Whistleblowers alerted the UK's data watchdog to 20 NHS trusts, 13 local government authorities, five courts and five central government departments with reports of serious data breaches in 2014.

An extra 498 data breaches were self-reported to the Information Commissioner’s Office (ICO) by the NHS departments. Further, 148 local government departments also admitted to losing personal information, a Freedom of Information request has revealed.

The breaches ranged from losing hardware like a USB key or printed copies of patient information for example, to uploading sensitive information to websites, to technical failures and hacking.

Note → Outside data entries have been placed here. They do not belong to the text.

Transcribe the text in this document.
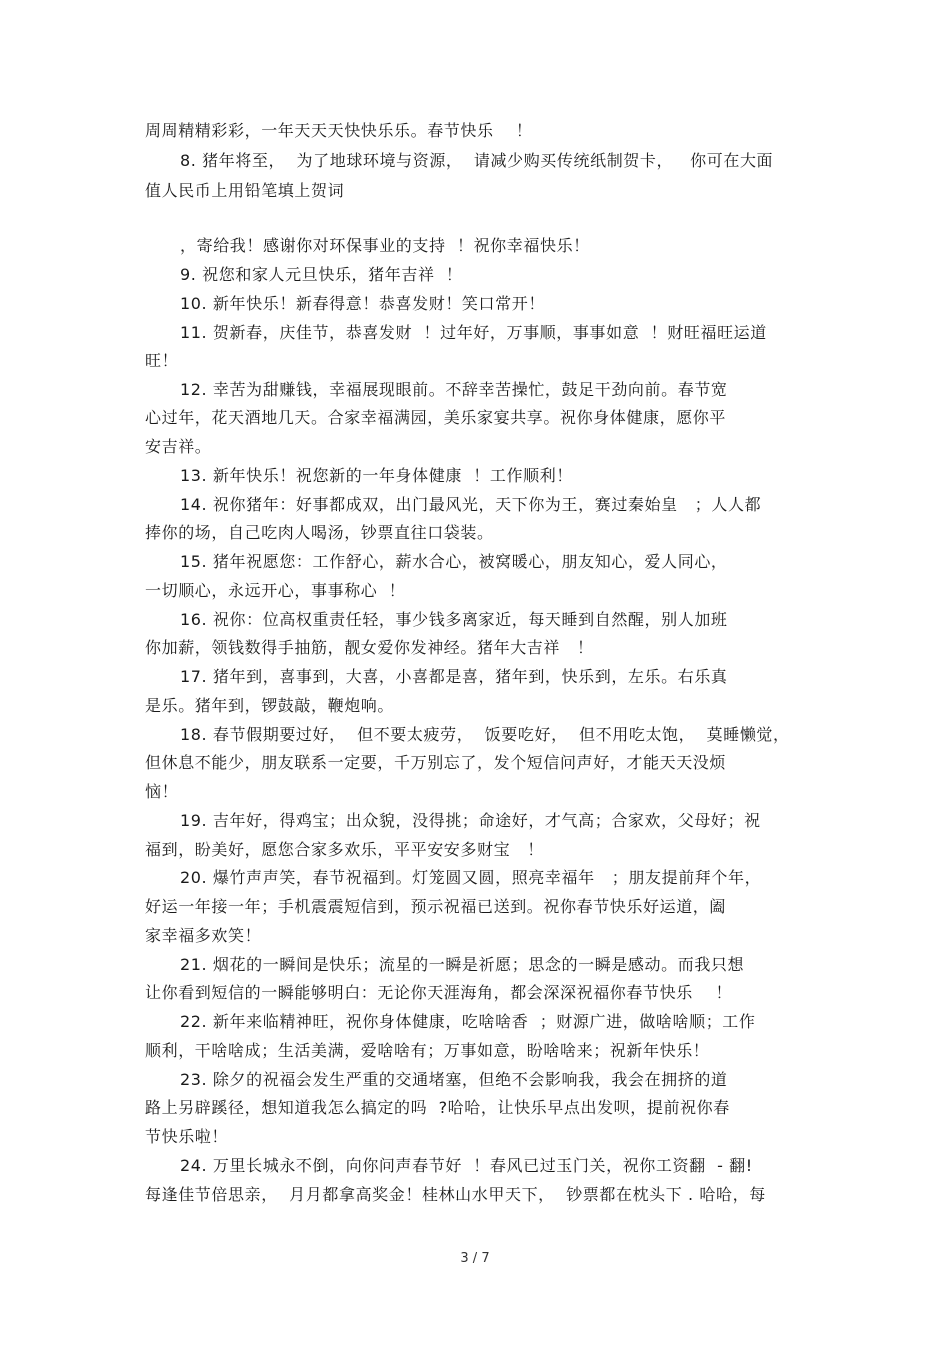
周周精精彩彩，一年天天天快快乐乐。春节快乐　 ！
8. 猪年将至，  为了地球环境与资源，  请减少购买传统纸制贺卡，   你可在大面
值人民币上用铅笔填上贺词
，寄给我！感谢你对环保事业的支持  ！祝你幸福快乐！
9. 祝您和家人元旦快乐，猪年吉祥  ！
10. 新年快乐！新春得意！恭喜发财！笑口常开！
11. 贺新春，庆佳节，恭喜发财  ！过年好，万事顺，事事如意  ！财旺福旺运道
旺！
12. 幸苦为甜赚钱，幸福展现眼前。不辞幸苦操忙，鼓足干劲向前。春节宽
心过年，花天酒地几天。合家幸福满园，美乐家宴共享。祝你身体健康，愿你平
安吉祥。
13. 新年快乐！祝您新的一年身体健康  ！工作顺利！
14. 祝你猪年：好事都成双，出门最风光，天下你为王，赛过秦始皇   ；人人都
捧你的场，自己吃肉人喝汤，钞票直往口袋装。
15. 猪年祝愿您：工作舒心，薪水合心，被窝暖心，朋友知心，爱人同心，
一切顺心，永远开心，事事称心  ！
16. 祝你：位高权重责任轻，事少钱多离家近，每天睡到自然醒，别人加班
你加薪，领钱数得手抽筋，靓女爱你发神经。猪年大吉祥   ！
17. 猪年到，喜事到，大喜，小喜都是喜，猪年到，快乐到，左乐。右乐真
是乐。猪年到，锣鼓敲，鞭炮响。
18. 春节假期要过好，  但不要太疲劳，  饭要吃好，  但不用吃太饱，  莫睡懒觉，
但休息不能少，朋友联系一定要，千万别忘了，发个短信问声好，才能天天没烦
恼！
19. 吉年好，得鸡宝；出众貌，没得挑；命途好，才气高；合家欢，父母好；祝
福到，盼美好，愿您合家多欢乐，平平安安多财宝   ！
20. 爆竹声声笑，春节祝福到。灯笼圆又圆，照亮幸福年   ；朋友提前拜个年，
好运一年接一年；手机震震短信到，预示祝福已送到。祝你春节快乐好运道，阖
家幸福多欢笑！
21. 烟花的一瞬间是快乐；流星的一瞬是祈愿；思念的一瞬是感动。而我只想
让你看到短信的一瞬能够明白：无论你天涯海角，都会深深祝福你春节快乐    ！
22. 新年来临精神旺，祝你身体健康，吃啥啥香  ；财源广进，做啥啥顺；工作
顺利，干啥啥成；生活美满，爱啥啥有；万事如意，盼啥啥来；祝新年快乐！
23. 除夕的祝福会发生严重的交通堵塞，但绝不会影响我，我会在拥挤的道
路上另辟蹊径，想知道我怎么搞定的吗  ?哈哈，让快乐早点出发呗，提前祝你春
节快乐啦！
24. 万里长城永不倒，向你问声春节好  ！春风已过玉门关，祝你工资翻  - 翻!
每逢佳节倍思亲，  月月都拿高奖金！桂林山水甲天下，  钞票都在枕头下 . 哈哈，每
3 / 7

The Department for Work and Pensions (DWP), Cafcass, the children and family’s court service, the Ministry of Justice (MoJ) and the Crown Prosecution Services were named and shamed in the file seen by ComputerworldUK.

The findings come as polling company YouGov published the results of a survey this morning that found that 72 percent of British adults are concerned about hacking and unauthorised access to their personal information online.

The broad list and volume of data breaches investigated last year alone reveal how easy it seems to be for private and public firms to lose clients or customers’ personal information.

The database, seen by ComputerworldUK, reveals the names of firms that suffered a serious breach, and were referred to the UK’s data protection body by whistleblowers. Firms that self-reported a data breach were granted anonymity.

4,200 patient records put online in error

In the health sector, various NHS trusts were named, including Gloucestershire Hospital NHS Trust and a Northern Irish hospital which had thrown out hardware without wiping patient records.

Princess Alexandra Hospital, Amberley Hall Care Home, Barnet and Chase Farm Hospitals NHS Trust, Cardiff and Vale Health Board, NHS Greater Glasgow and Clyde were named on the ICO’s enforcement team’s list to investigate.

Oxford Health NHS Foundation Trust was served undertakings – a formal and public agreement to comply with the Data Protection Act - after it put 4,200 patients’ details online and sent personal details to the wrong patients.

A file including the email addresses, user names, passwords and billing addresses was published online when a new website for its cognitive therapy arm was set live and a letter disclosing the mental health of a patient was sent to the wrong person.

Similarly, search giant Google was forced to sign an undertaking because it had not made its use of users’ browsing information, for behavioural advertising for example, clear.

Data breach trends amongst different sectors

Across all the industries within the UK there are trends in data breaches. While in 2013, financial firms were the worst offenders on the ICO's hit list, the NHS took top spot last year. It is important to note that audits for data protection compliance may have a higher threshold due to the sensitive information lenders, insurers and banks hold.

Schools and education bodies were the next most investigated, followed by local and city councils. A total of 29 data breaches were reported within central government and 24 within the police and crime departments. Within private firms, solicitors and barristers were investigated the most.

In the financial sector, whistleblowers reported four separate breaches at Santander UK, Royal Bank of Scotland, Bank of Ireland and Clydesdale Bank. In all cases the ICO put in an ‘improvement action plan’ and offered advice to ensure breaches didn’t happen again.

The NHS’ title as ‘most investigated’ for potentially serious data breaches by the ICO could be the nail in the coffin for health secretary Jeremy Hunt’s highly controversial program. The scheme to feed patient records into a UK-wide data program was proposed to allow online access from any health service and to serve as an extra revenue stream for the NHS by selling anonymised information on to third parties.

Of the breaches that were self-reported, four breaches were served undertakings, highlighting their seriousness. They were in the retail, health, local government and estate agent sector.

Total data breaches investigated by the enforcement team by sector

Central government departments: 29 including the MoJ, DWP and the Post Office

Local and city councils: 159 including the Borough of Poole, Islington and Argyll and Bute Council

Charities: 53 including The National Autistic Society and Western Isles Foyer

Schools and education: 112 including Strawberry Fields Primary, Health Education England and Nunhead Primary School

Estate agents: 6

Financial advisors: 25 including Barrington Lewis for loss of an unencrypted device holding personal information.

Health: 517 including West Hertfordshire Hospitals NHS Trust

Housing: 43

Insurance: 20 including the European Risk Insurance Company that uploaded personal information to its website in error.

Police and criminal records: 24 including Disclosure and Barring Service, which was served an undertaking, and Walker Cooke solicitors.

Recruitment agencies: 8, including Badenoch and Clark and Marks Sattin Limited.

Retail: 22, including Phones 4 U

Solicitors or Barristers: 61 including Syeds Solicitors and Kirby Jones.